Fortress Investment Group
Fortress Investment Group (FIG) went public in February of 2008 and peaked at a price of over $30 per share. However, by September of 2008 the company’s share price had dipped below $10 and has since remained at this level. FIG is an investment management company that invests in private equity. If you are not familiar with the industry, some similar companies are The Blackstone Group (BX) and KKR. Private equity firms live and die by the companies they invest in and help take public. If these firms purchase companies at low prices and then take them public, they can generate ridiculously high returns on investment. Fortress manages over $60 billion in assets and recently took public Intrawest Resorts Holdings Inc. (SNOW), one of several companies they have taken public in the past year.
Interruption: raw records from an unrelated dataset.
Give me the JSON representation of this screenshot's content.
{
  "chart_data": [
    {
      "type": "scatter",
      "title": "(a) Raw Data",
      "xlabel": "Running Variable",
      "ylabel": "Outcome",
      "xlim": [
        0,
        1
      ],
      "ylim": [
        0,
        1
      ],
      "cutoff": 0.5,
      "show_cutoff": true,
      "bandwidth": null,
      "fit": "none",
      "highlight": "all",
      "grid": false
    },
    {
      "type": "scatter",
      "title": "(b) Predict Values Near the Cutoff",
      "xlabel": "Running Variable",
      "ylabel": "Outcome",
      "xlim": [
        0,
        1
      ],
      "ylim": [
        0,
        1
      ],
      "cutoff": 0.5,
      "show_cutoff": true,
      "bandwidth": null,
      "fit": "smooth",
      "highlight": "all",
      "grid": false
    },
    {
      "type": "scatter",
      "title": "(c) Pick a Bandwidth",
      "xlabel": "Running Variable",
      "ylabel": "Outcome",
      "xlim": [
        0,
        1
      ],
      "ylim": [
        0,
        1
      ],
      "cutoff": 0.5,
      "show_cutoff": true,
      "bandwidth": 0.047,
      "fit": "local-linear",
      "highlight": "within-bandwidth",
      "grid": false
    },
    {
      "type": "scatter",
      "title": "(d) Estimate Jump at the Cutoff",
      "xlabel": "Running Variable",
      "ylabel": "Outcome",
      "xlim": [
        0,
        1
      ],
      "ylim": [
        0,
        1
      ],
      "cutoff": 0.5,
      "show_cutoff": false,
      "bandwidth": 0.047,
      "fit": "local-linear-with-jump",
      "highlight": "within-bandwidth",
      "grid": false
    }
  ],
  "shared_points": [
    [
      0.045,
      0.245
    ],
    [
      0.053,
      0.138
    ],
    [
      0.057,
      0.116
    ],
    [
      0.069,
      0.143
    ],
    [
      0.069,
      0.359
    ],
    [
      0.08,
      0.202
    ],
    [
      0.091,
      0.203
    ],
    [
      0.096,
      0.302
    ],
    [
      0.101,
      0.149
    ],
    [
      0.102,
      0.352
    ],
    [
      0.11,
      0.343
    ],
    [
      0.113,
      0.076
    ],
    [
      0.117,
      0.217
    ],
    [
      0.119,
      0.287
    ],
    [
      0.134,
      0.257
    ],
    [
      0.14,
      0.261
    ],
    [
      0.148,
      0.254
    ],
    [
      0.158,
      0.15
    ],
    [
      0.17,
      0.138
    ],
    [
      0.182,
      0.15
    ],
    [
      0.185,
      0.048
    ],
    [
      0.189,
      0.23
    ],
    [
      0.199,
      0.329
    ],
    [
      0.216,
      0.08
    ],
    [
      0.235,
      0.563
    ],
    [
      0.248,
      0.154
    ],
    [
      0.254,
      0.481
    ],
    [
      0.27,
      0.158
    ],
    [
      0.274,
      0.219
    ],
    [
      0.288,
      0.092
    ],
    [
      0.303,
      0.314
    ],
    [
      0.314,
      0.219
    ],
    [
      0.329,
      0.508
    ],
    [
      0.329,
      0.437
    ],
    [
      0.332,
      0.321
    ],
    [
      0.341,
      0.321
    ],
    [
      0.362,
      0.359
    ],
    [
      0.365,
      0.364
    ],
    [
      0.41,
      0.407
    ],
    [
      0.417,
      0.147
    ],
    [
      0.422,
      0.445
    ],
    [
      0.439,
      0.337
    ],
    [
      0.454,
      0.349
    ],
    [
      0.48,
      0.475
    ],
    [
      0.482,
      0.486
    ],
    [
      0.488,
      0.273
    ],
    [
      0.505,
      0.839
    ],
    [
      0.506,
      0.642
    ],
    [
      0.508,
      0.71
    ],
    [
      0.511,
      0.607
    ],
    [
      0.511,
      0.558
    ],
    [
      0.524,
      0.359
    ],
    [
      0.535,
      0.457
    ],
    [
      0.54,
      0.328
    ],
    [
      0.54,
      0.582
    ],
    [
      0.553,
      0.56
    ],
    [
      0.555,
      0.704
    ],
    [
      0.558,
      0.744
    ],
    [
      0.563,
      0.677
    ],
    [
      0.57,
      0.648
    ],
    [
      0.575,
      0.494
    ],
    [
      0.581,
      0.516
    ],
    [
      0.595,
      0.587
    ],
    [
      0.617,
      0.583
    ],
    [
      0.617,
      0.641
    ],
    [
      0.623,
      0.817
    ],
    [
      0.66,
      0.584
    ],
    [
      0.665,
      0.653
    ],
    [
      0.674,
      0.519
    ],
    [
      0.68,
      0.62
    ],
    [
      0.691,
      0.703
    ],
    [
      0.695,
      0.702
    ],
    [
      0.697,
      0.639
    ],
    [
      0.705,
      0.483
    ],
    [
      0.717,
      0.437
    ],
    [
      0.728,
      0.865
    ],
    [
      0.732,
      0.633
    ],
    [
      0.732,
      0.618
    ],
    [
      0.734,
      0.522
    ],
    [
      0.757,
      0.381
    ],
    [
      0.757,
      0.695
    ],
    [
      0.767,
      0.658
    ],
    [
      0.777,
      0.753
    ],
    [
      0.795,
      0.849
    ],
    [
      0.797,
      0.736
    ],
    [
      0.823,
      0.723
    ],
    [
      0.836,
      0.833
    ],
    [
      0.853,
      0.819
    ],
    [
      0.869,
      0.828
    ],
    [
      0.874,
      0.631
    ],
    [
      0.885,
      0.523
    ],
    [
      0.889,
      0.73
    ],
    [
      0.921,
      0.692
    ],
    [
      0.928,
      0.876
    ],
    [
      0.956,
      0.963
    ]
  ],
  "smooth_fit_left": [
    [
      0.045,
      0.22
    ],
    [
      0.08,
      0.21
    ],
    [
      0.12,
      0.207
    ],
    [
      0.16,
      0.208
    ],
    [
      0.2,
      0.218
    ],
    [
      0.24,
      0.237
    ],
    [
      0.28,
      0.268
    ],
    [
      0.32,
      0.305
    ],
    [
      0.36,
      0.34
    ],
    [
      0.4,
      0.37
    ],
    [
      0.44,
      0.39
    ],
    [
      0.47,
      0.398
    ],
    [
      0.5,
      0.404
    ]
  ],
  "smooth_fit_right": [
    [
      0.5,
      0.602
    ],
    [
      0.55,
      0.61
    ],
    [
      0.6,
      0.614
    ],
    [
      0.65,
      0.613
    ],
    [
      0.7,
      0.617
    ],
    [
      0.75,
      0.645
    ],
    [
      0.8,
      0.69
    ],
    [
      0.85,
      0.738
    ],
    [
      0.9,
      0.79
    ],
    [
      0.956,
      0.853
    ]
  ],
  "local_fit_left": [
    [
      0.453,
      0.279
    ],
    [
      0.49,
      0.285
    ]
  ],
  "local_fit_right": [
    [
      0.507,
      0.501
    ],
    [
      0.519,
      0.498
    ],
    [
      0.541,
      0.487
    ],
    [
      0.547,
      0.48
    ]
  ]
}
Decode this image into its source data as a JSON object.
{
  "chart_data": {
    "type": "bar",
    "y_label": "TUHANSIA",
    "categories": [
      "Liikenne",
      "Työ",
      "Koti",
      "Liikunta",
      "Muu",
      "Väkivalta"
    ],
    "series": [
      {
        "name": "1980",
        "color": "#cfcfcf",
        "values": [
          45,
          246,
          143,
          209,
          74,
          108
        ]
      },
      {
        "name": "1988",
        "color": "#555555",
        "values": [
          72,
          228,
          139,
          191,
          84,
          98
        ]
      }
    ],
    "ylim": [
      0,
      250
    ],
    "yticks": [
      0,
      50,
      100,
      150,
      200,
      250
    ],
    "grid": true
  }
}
Private equity is an industry where just one or two well-timed IPO’s can generate billions in revenue. With Fortress stock trading well under $10 (~$8) now is the time to buy. Analysts estimate the stock will grow to between $9.50-$15.00.
Disclaimer: I do not currently own shares of Alcatel-Lucent, Nokia, Huntington Bancshares, Inland Real Estate, or Fortress Investment Group, nor do I plan to purchase any in the next 72 hours. The only compensation I receive for my articles is from Economix101, Inc.